He is by every indication a prototype Buharist, which raises the pertinent question of why he is being ruthlessly removed from reckoning. It will be naïve to allude it to the corruption charges against him, because that hasn’t mattered in the past when members of the administration were concerned.
Former Secretary to the Government of the Federation, Babachir Lawal, indicted for fraud in the award of PINE contracts, continued to enjoy the support of the president until the bitter backlash that greeted the scandal involving former pension fund boss Abdulrasheed Maina. Also, Buhari proudly campaigned for Abdullahi Ganduje, the Kano State governor filmed receiving bribes from contractors ahead of the 2019 general election.
Quite clearly, there’s more to Magu’s troubles than the charges proffered against him. Besides, the allegations had hovered over him the entire time he was on the job.
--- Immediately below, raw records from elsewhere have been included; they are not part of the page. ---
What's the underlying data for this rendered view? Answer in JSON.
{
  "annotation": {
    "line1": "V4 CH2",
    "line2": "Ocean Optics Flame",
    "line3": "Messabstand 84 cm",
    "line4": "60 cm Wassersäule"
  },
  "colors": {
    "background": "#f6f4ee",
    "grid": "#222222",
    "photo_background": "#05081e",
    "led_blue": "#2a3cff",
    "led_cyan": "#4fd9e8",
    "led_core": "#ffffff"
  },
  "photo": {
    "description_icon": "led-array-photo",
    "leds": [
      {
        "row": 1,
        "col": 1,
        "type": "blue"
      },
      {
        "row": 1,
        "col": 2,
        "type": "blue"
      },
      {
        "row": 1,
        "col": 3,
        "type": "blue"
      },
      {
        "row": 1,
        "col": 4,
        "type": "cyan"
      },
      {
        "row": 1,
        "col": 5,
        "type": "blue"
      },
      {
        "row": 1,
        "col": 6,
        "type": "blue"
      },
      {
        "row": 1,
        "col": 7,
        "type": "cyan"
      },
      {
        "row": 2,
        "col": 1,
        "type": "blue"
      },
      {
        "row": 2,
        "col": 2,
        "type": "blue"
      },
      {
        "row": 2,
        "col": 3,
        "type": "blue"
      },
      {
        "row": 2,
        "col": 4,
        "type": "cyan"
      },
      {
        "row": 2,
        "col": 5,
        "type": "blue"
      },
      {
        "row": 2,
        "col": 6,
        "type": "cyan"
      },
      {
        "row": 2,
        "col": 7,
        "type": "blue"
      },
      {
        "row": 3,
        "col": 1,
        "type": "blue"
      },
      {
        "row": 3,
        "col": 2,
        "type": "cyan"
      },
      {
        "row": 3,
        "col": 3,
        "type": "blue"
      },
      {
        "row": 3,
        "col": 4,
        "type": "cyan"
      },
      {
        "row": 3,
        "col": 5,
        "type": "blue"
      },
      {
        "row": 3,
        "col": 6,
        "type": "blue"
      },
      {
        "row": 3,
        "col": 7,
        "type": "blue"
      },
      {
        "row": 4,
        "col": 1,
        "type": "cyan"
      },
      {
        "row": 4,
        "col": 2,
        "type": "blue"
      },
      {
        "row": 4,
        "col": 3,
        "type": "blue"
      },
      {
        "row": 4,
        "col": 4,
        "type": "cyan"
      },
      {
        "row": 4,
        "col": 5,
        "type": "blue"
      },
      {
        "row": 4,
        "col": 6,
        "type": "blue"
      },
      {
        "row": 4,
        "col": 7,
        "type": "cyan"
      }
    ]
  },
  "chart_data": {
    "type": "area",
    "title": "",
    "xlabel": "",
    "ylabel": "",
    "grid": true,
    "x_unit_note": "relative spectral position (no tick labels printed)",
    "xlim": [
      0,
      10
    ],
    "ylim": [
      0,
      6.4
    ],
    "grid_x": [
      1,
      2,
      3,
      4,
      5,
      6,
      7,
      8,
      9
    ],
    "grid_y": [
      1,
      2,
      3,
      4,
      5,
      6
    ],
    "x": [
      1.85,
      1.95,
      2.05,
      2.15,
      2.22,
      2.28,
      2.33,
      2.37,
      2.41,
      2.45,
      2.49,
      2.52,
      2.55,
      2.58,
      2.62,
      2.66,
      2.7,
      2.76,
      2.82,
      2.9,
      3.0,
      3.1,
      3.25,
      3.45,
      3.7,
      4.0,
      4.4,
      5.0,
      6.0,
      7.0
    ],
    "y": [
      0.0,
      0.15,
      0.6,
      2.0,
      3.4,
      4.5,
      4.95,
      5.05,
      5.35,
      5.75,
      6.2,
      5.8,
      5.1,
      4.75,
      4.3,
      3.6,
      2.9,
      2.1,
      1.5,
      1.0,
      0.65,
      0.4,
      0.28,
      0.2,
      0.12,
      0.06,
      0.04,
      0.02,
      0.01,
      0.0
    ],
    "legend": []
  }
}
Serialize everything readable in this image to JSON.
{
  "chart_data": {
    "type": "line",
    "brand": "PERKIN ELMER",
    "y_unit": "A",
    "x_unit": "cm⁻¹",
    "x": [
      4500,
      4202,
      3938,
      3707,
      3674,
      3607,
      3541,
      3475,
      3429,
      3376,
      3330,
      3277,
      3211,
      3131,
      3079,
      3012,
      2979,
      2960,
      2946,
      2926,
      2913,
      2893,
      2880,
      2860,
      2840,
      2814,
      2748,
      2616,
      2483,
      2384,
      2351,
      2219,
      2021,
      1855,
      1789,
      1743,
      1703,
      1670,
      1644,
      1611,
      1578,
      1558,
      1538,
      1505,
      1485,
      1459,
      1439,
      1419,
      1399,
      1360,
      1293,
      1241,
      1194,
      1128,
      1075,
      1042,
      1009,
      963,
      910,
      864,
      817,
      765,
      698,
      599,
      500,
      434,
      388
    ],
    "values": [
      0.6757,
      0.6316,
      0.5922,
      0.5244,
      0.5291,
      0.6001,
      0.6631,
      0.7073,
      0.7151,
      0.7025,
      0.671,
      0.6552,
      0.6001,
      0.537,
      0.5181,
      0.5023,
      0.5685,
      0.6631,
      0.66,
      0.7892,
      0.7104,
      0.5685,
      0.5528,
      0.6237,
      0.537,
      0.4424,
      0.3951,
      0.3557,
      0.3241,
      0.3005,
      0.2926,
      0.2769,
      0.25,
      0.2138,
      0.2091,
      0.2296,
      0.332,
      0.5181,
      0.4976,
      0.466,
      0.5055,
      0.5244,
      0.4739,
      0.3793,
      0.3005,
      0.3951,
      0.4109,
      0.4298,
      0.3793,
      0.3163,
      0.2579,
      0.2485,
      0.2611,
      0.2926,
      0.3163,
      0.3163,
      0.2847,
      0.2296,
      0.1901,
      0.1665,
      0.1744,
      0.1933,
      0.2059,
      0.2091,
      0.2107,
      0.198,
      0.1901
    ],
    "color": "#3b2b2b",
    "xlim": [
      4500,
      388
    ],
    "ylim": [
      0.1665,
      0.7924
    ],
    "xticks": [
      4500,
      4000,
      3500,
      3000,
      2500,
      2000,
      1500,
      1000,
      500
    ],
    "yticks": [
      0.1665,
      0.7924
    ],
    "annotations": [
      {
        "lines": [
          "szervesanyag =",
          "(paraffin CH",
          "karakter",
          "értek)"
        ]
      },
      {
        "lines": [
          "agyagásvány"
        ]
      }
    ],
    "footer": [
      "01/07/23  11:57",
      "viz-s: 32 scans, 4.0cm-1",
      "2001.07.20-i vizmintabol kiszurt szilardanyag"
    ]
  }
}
Moreover, his chief traducer, Attorney-General and Minister of Justice Abubakar Malami, has been fingered in a number of shady deals, not the least of which was the $100m payoff to Kebbi Governor Atiku Bagudu from recovered funds looted by late dictator Sani Abacha.
Three weeks before Magu’s arrest, AGF Malami, in a leaked memo, had called for his sack alleging “diversion of recovered loot, insubordination and misconduct.”
It is plausible that Malami, who has increasingly diminished the office of AGF to that of the consigliere in a mafia family, has leveraged his closeness to the presidency to get rid of a rambunctious adversary.
This position was unequivocally conveyed by Prof Femi Odekunle, a member of the Presidential Advisory Committee Against Corruption (PACAC).
Hours after Magu’s arrest, he said:
“The alleged originating Malami memo, up to the current “arrest “ seems an outcome of power-play by power blocs in the corridors of power in which Malami appears to be an arrow-head or major agent of a power bloc that is not really interested in, or in support of, Buhari’s anti-corruption fight.
“It may not be contestable that Malami has been exploiting his alleged loyalty and closeness to the President for his personal /power bloc agenda.”
With his back against the ropes in the Minority Report movie, John Anderton had to recover the ‘minority report’ from the ‘precogs’ to exonerate himself.
Magu, however, won’t get that chance, as there are no more ‘minority reports’ in the compromised judiciary bequeathed by the Buhari administration. He will be unanimously crushed under the giant wheel of impunity he helped build.
As he heads down the dustbin of the nation’s history, the moral of his fall comes soberingly clear to him and everyone else…what goes around comes around.